Discrimination Claims Are Barred When They Were Either Untimely Or Not Raised In The EEOC Charge
JONES v. RES-CARE, INC. (July 16, 2010)
Tamika Jones, an African-American female, has several complaints about the way she was treated during her employment at Res-Care. She claims she was promoted in both 2003 and 2004 and acquired increased job responsibilities without an increase in compensation -- unlike several non-African-American employees. She claims she had to specially request time off and that she was denied tuition reimbursement -- unlike several non-African-American employees. She claims she was passed over for promotions in April and November of 2005 and June of 2006 – in favor of non-African-American employees. She filed an EEOC charge in August of 2006, referring to the November 2005 failure to promote and the tuition reimbursement treatment. In 2007, while under specific orders not to vary her work schedule without permission, she returned from her honeymoon three days early. She was given corrective action for the incident. She brought suit under Title VII in June of 2007. She filed a second EEOC charge in November of that year, claiming that the corrective action from the honeymoon incident was in retaliation for the first EEOC charge. She also amended her complaint accordingly. Testimony was elicited during discovery that the Executive Director, after an internal investigation established that Jones improperly charged her employer for some lunches, called her either a "rat" or a "fink" and referred to her as "untrustworthy" to another employee. Jones added a state law slander claim. Judge Lawrence (S.D. Ind.) granted summary judgment to Res-Care on all claims. Jones appeals.
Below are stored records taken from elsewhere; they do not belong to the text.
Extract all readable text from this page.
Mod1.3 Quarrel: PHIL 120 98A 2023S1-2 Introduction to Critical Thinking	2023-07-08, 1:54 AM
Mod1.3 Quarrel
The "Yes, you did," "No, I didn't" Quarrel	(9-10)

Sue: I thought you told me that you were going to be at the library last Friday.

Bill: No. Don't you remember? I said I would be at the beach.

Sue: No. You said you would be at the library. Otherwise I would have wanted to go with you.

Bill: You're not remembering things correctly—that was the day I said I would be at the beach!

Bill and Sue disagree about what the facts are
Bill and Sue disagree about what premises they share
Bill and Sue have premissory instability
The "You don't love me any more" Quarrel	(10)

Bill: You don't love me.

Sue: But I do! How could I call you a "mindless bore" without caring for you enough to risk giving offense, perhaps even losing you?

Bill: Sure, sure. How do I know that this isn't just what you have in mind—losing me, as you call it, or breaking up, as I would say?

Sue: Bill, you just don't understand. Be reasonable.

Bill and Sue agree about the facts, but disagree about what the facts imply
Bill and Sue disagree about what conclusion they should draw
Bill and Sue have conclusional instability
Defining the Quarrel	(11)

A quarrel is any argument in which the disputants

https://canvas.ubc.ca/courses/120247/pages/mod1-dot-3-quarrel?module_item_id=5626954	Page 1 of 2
In their opinion, Circuit Judges Manion and Williams and District Judge Darrah affirmed. One of the principal issues on appeal was the timing of the acts of discrimination and the content and timing of the EEOC charge. The Court concluded that the retaliation claim was the only claim that was both mentioned in an EEOC charge and occurred within the 180 days prior to the date of the charge. Jones struck out on each of her three attempts around the ruling: Strike 1) the Court rejected Jones' arguments of continuing violation (they were all discrete acts), Strike 2) the Court rejected her equitable tolling argument (she failed to meet the "aware of the possibility" standard), and Strike 3) the Court rejected her “closely related” argument ("part of a pattern" is not enough). On the merits of the honeymoon incident retaliation claim, the Court concluded both that the corrective action imposed did not amount to an adverse employment action and that Jones failed to establish a causal link between the corrective action and the EEOC charge. The Court also agreed with the district court on the defamation count. Indiana law grants a qualified privilege to alleged defamatory statements if they relate to the fitness of employee and are contained in intra-company communications. The privilege can be lost in certain circumstances, including if it was motivated primarily by ill will. The record established that the statements at issue met the definition of qualified privilege and Jones offered no evidence of ill will other than the offensiveness of the terms themselves -- which is not enough.